The false economy of forced positivity

As bummed as I am to admit it, I think I must; I haven’t felt happy in weeks.
It’s a really difficult time for me and no new–age pithy inspirational poster with dolphins at sunset will make my spiritual Styrofoam cup half full.
It’s not; my cracked and chipped cup is just in between.
 
From what I can gather in my musings, the working balance between the endless doldrums of melancholy and the giddy heights of perpetual happiness, is more important than the romantic notions of either extreme.
Yet how does one achieve this elusive, mystical equilibrium?
I dunno. But I do know it lays somewhere in the sharp rocky bed of truth and self-analysis.
The more we indulge the notion that smiling through pain is essential for our (and often others) happiness, the further we bury our ability to change, remove or alter that which hurt us in the first place.

Most of us are caught up in the machinations of the day-to-day grind and it’s tricky to find time to be lost in oneself and to be able to question ones needs and wants verses expectations of what one ‘should’ do.
‘Indulgent’ and ‘selfish’ are words we use to describe people who take time away to pull apart their layers and to seek their own truths.
This is a shame and while understandable in our culture of action and immediacy to not seek depth, to not do so can lead to an almost psychotic existence where we become the mask we don and lose our beautiful depth and wild selves.
I’m all for the occasional and essential distraction but not as a lifestyle and I believe that unless we turn off the machines and addictions of escapism, the more we will lose ourselves and our ability to be simply content, which is a far better goal than happiness because lets face it, it’s far more realistic one.
 
Perpetual, seemingly happy people are, like their opposites, tiresome and there is only so much time you can indulge their character; because really that’s what it feels like, a character, a performance, a mask if you will.
While some of you may think I am being harsh and there are people who are, by no fault of their own, bubbly and cheery by nature. I’d agree that some people are chipper and delightful but scratch the surface and you should see cracks in the veneer and if you don’t, then I’d be very cautious indeed.
Everyone has their dark, as it’s essential for rest, contemplation and growth and those that conceal it are a worry.

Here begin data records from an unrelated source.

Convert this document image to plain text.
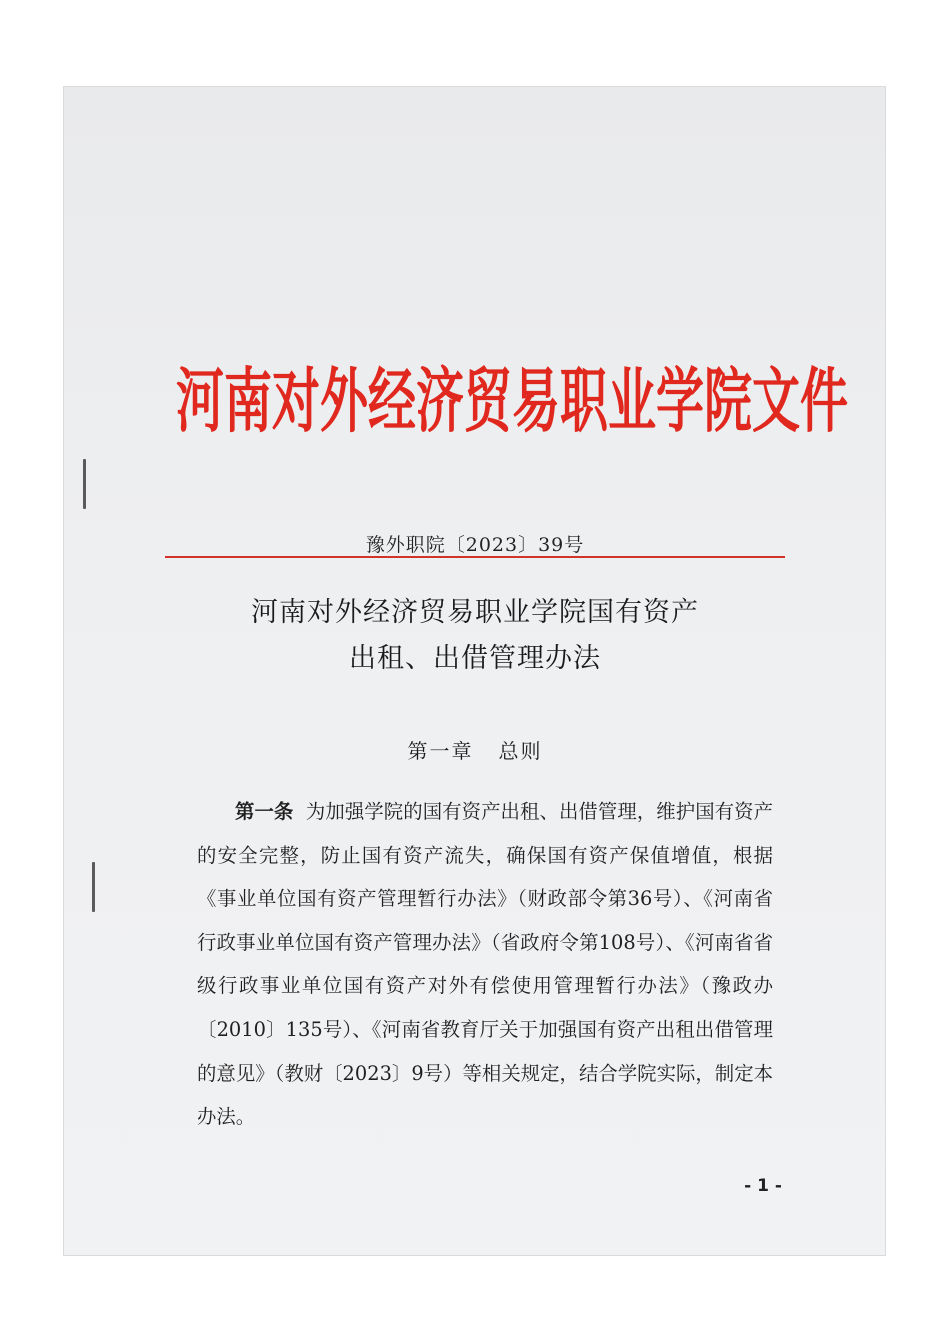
河南对外经济贸易职业学院文件
豫外职院〔2023〕39号
河南对外经济贸易职业学院国有资产
出租、出借管理办法
第一章   总则

第一条 为加强学院的国有资产出租、出借管理，维护国有资产的安全完整，防止国有资产流失，确保国有资产保值增值，根据《事业单位国有资产管理暂行办法》（财政部令第36号）、《河南省行政事业单位国有资产管理办法》（省政府令第108号）、《河南省省级行政事业单位国有资产对外有偿使用管理暂行办法》（豫政办〔2010〕135号）、《河南省教育厅关于加强国有资产出租出借管理的意见》（教财〔2023〕9号）等相关规定，结合学院实际，制定本办法。

- 1 -
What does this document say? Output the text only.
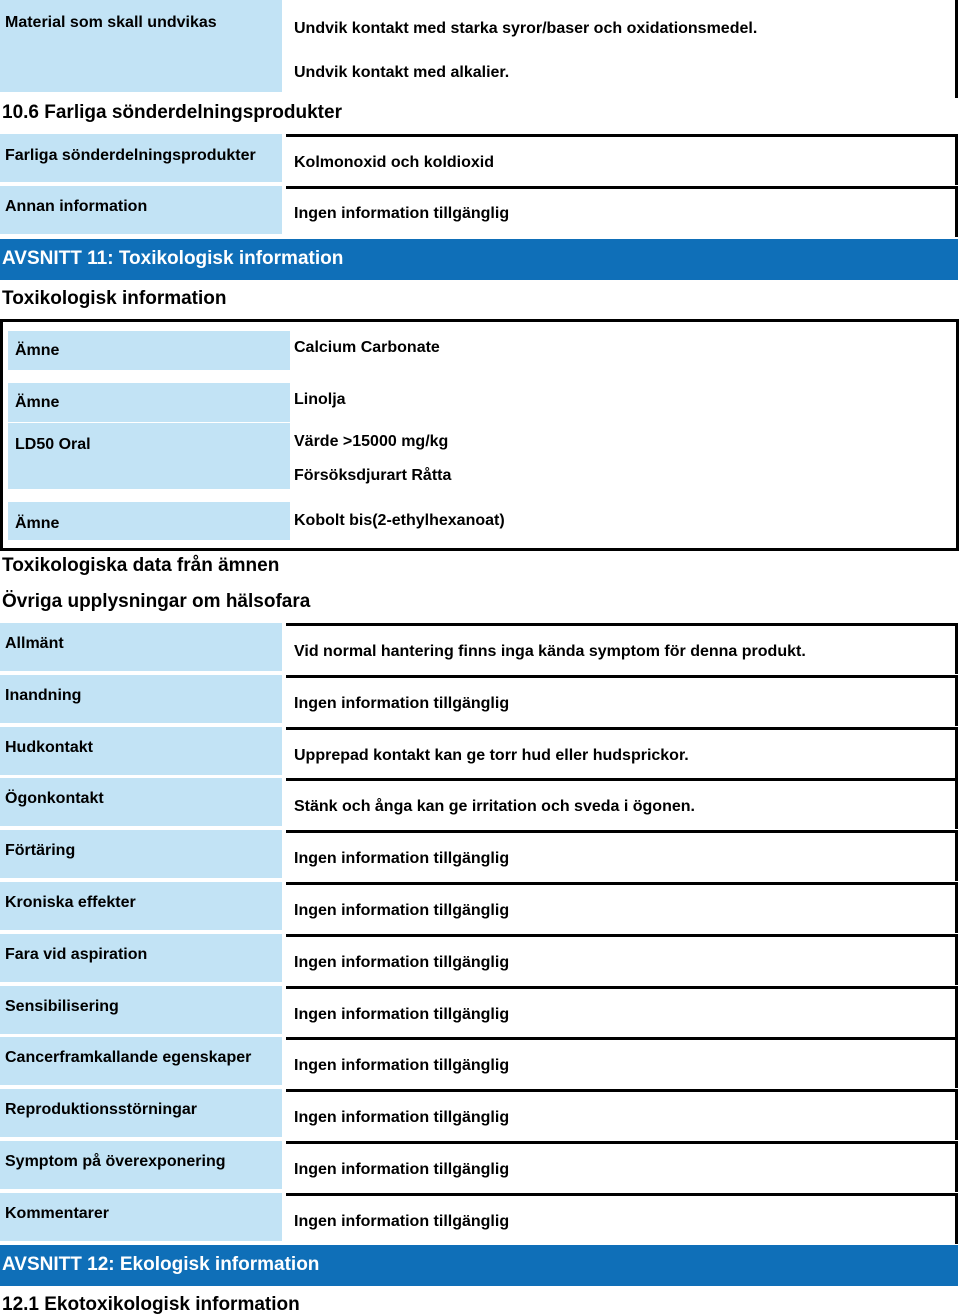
Material som skall undvikas	Undvik kontakt med starka syror/baser och oxidationsmedel.
Undvik kontakt med alkalier.
10.6 Farliga sönderdelningsprodukter
Farliga sönderdelningsprodukter	Kolmonoxid och koldioxid
Annan information	Ingen information tillgänglig
AVSNITT 11: Toxikologisk information
Toxikologisk information
Ämne	Calcium Carbonate
Ämne	Linolja
LD50 Oral	Värde >15000 mg/kg
Försöksdjurart Råtta
Ämne	Kobolt bis(2-ethylhexanoat)
Toxikologiska data från ämnen
Övriga upplysningar om hälsofara
Allmänt	Vid normal hantering finns inga kända symptom för denna produkt.
Inandning	Ingen information tillgänglig
Hudkontakt	Upprepad kontakt kan ge torr hud eller hudsprickor.
Ögonkontakt	Stänk och ånga kan ge irritation och sveda i ögonen.
Förtäring	Ingen information tillgänglig
Kroniska effekter	Ingen information tillgänglig
Fara vid aspiration	Ingen information tillgänglig
Sensibilisering	Ingen information tillgänglig
Cancerframkallande egenskaper	Ingen information tillgänglig
Reproduktionsstörningar	Ingen information tillgänglig
Symptom på överexponering	Ingen information tillgänglig
Kommentarer	Ingen information tillgänglig
AVSNITT 12: Ekologisk information
12.1 Ekotoxikologisk information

If we are to seek the comfort of connection as humans then surely we all deserve depth and honesty.
Some may, for whatever reason, not want this and as Khalil Gibran so beautifully says,
‘But if in your fear you would seek only love's peace and love's pleasure,
Then it is better for you that you cover your nakedness and pass out of love's threshing-floor,
Into the seasonless world where you shall laugh, but not all of your laughter, and weep, but not all of your tears.’
 
 
So while I can admit I haven’t been happy in weeks, this is because, without mincing words, it’s been a shit of a time for me and as I watch the pendulum smash me in the face, I know at some point it will swing back yet again and yes, I know, this too shall pass until it eventually it will stop, but when it does, what then will I write about?